Janam Janam Ka Saath is an Indian Hindi-language television drama series that premiered from 14 November 2022 on Dangal. Produced under Full House Production, it starred Pankit Thakker, Neeraj Malviya, Sneha Jain, Aasiya Kazi, Gaurav S Bajaj, Nikki Sharma and Asmita Sood. It ended on 17 June 2023.

== Plot ==
The story revolves around the second coming of two protagonists who were separated but there love was so strong that fate has given them a second chance as Vidhi and Abir. Now Vidhi is a poor shoemaker and Abir is a prince of sorts. Both are arranged to be married with other people but destiny brings them together to finish the love story remained unfulfilled in their last birth. All sorts of trouble, jealousy and plotting goes on against the both of them in the serial yet sparks fly and they start falling for each other again.

== Cast ==
===Main===
- Sneha Jain as
  - Vidhi Vansh Raghuvanshi (After Plastic Surgery): Abir's widow; Dr. Vansh's wife; Abir Raghuvanshi's stepmother; Rimjhim's mother (2023)
  - Vidhi Mathur: Arvind and Sanjeevani's daughter (2023) (Dead)
- Neeraj Malviya as Dr. Vansh Raghuvanshi: Siya and Vidhi's husband; Abir Raghuvanshi's father; Sarala's son-in-law; Rimjhim's stepfather (2023)
- Nikki Sharma as
  - Vidhi Bansal / Vidhi Abir Tomar / Vidhi Vansh Raghuvanshi (Before Plastic Surgery): (in this birth) (2022–2023)
  - Bhanumati: Abir's lover (previous birth)
- Gaurav S Bajaj as
  - Abir Tomar: Vidhi's first husband; Avni's husband; Dr. Karuna's son; Rimjhim's father (in this birth) (2022–2023) (Dead)
  - Adinath: Bhanumati's lover (in previous birth)

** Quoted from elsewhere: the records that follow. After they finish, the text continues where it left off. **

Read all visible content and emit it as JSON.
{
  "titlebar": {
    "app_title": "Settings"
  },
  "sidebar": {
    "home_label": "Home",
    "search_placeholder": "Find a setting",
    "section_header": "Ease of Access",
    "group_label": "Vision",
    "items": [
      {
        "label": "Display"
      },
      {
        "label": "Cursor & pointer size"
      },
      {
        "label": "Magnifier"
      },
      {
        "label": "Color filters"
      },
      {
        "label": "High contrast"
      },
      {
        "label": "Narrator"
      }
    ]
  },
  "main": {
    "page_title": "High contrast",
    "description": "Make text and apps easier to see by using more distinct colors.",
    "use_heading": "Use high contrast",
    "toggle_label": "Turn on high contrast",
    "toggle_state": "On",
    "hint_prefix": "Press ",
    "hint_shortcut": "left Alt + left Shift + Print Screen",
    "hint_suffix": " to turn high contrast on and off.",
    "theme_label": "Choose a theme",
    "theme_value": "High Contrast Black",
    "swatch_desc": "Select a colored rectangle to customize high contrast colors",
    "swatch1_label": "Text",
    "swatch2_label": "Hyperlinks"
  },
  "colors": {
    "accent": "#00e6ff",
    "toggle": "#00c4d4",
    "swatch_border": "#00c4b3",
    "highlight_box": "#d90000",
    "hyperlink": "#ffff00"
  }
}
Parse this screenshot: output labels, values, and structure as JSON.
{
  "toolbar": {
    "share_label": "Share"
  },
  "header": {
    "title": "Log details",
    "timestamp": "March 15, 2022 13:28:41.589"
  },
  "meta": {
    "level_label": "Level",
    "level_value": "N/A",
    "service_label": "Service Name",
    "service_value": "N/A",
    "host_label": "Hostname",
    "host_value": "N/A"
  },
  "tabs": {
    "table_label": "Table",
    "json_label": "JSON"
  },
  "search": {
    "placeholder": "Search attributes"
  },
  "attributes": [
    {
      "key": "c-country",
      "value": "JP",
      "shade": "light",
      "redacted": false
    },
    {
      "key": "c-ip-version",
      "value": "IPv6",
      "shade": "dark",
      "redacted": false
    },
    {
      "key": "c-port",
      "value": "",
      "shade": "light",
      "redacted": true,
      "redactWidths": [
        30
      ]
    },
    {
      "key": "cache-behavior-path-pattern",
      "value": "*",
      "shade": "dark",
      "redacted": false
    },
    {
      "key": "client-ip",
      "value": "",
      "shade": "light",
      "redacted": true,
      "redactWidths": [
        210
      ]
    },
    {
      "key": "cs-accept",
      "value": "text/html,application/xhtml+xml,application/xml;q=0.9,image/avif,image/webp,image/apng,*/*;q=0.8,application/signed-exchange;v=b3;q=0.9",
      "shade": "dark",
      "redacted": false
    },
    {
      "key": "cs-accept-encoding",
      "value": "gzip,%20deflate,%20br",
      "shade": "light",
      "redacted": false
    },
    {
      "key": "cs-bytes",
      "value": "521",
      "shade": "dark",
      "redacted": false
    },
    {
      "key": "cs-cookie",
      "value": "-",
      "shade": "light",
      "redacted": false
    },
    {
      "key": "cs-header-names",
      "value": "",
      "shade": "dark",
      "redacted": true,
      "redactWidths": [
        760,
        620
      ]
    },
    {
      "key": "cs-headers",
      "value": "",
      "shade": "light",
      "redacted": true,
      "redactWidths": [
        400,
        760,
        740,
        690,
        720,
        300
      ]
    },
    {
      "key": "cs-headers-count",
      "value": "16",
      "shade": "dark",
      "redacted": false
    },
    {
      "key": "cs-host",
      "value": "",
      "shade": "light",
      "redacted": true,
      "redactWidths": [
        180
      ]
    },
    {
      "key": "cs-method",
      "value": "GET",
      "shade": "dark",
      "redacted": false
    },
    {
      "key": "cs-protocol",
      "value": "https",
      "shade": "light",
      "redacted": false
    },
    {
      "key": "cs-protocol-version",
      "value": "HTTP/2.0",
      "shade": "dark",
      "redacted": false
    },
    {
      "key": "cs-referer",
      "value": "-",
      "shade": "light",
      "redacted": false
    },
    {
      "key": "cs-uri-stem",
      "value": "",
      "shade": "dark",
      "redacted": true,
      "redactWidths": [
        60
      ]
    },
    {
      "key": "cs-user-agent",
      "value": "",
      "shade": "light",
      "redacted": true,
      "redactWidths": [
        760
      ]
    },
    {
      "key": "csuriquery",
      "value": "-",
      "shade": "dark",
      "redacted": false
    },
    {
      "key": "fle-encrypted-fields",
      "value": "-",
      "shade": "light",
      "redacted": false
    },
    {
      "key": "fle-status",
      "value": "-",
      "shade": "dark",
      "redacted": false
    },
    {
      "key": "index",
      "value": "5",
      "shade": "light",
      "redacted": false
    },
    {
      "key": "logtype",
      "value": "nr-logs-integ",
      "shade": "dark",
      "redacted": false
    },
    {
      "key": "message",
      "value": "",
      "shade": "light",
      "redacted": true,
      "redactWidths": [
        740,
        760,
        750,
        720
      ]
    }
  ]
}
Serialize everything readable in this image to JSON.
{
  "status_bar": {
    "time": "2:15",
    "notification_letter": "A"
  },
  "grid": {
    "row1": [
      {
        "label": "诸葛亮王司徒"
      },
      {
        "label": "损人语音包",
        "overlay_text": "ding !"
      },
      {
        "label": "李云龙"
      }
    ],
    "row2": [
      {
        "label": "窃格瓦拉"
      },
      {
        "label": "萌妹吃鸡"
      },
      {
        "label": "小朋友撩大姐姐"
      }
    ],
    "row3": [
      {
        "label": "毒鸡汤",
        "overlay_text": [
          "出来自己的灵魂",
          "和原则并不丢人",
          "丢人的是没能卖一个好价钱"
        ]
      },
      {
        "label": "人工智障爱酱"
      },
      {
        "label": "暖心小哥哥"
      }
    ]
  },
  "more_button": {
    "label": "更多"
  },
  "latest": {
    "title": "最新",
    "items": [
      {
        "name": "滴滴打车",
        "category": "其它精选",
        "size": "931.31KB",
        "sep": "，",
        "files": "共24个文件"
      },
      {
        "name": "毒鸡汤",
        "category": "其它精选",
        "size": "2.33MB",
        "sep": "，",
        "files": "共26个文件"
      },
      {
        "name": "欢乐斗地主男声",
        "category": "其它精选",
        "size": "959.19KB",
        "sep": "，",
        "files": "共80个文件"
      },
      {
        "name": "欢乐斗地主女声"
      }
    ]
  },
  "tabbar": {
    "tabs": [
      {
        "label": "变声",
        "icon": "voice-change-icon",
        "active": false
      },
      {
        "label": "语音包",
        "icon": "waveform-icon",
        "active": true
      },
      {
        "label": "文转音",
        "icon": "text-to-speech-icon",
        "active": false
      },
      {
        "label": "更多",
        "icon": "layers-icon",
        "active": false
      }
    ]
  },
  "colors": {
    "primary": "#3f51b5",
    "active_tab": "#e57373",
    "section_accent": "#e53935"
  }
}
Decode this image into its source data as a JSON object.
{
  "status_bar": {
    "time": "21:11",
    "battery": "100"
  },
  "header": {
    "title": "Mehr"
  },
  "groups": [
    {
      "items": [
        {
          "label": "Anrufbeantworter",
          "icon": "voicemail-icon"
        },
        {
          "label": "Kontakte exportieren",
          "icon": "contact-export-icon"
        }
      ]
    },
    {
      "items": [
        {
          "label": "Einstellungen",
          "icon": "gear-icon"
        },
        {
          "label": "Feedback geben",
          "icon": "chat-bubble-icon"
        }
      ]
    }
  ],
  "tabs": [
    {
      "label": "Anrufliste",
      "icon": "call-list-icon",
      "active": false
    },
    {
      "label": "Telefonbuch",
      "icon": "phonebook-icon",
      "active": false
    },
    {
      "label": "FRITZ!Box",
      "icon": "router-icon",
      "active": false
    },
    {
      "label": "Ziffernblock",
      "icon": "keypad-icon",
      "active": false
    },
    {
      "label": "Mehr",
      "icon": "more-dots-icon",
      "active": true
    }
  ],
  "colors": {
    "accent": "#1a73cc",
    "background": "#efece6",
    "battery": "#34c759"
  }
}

- Pankit Thakker as Vishwas Kunwar Sa: Sunainas husband; Nishants stepfather (2022-2023)

===Recurring===
- Aasiya Kazi as Siya Vansh Raghuvanshi: Vansh's first wife; Abir Raghuvanshi's mother; Sarala's elder daughter; Ginni's elder sister; a terrorist; Sameer's crime partner (2023) (Antagonist)
- Asmita Sood as
  - Trishala: Abir's former fiancée (in this birth) (2022–2023) (Antagonist)
  - Shaguna (in previous birth)
- Pankit Thakker as Vishwas "Kunwar Sa": Sunaina's second husband; Nishant's stepfather (2022–2023)
- Rakshanda Khan as Dr. Karuna Tomar: Abir's mother; Rimjhim's grandmother (2022–2023) (Dead)
- Ginnie Virdi as Sunaina: Vishwas's wife; Nishant's mother (2022–2023)
- Eva Grover as Trishala's mother (2022)
- Ayaz Ahmed as Nishant Tomar: Sunaina's son; Vishwas's stepson; Ginni's husband (2022–2023)
- Miloni Kapadia as Avni Abir Tomar: Abir's second wife (2023)
- Kaushal Kapoor as Mr. Tomar: Dr. Karuna and Sunaina's father–in–law; Abir and Nishant's grandfather (2022–2023) (Dead)
- Reyansh Jaisinghani as Abir Raghuvanshi "Junior": Dr. Vansh and Siya's son; Vidhi's stepson; Sarala's maternal grandson; Rimjhim's elder stepbrother (2023)
- Asmita Sharma as Sarala: Siya and Ginni's mother; Dr. Vansh's mother-in-law; Abir Raghuvanshi's maternal grandmother (2023)
- Simran Sharma as Ginni Nishant Tomar: Sarala's younger daughter; Siya's younger sister; Abir Raghuvanshi's maternal aunt (masi); Nishant's wife (2023)
- Mahi Bhadra as Rimjhim Tomar: Abir and Vidhi's daughter; Dr. Vansh and Siya's stepdaughter; Abir Raghuvanshi's younger stepsister (2023)
- Urvashi Upadhyay as Inspector Sanjeevani Arvind Nautiyal: Arvind's wife; Vidhi Mathur's mother (2023)
- Nishad Vaidya as Sameer "Lucky": Vansh's college friend; a terrorist; Siya's crime partner (2023)
- Unknown as C.P. Arvind Nautiyal: Sanjeevani's husband; Vidhi Mathur's father (2023) (Dead)

== Production ==
=== Development ===
The show title is based on the song from the 1969 film Tumse Achha Kaun Hai. The shooting of the series began in Jodhpur in November 2022.

The series marks comeback for Asmita Sood into fiction after COVID-19 pandemic.

=== Casting ===
Gaurav S Bajaj was cast for the male lead. Nikki Sharma was signed as the female lead.

Asmita Sood was cast to portray the negative lead and joined by Pankit Thakker. In March 2023, Gaurav S Bajaj Quit the Show and in May 2023, Nikki Sharma Quit the show.

=== Release ===
Janam Janam Ka Saath promos were released in November 2022. It premeried on 14 November 2022 on Dangal.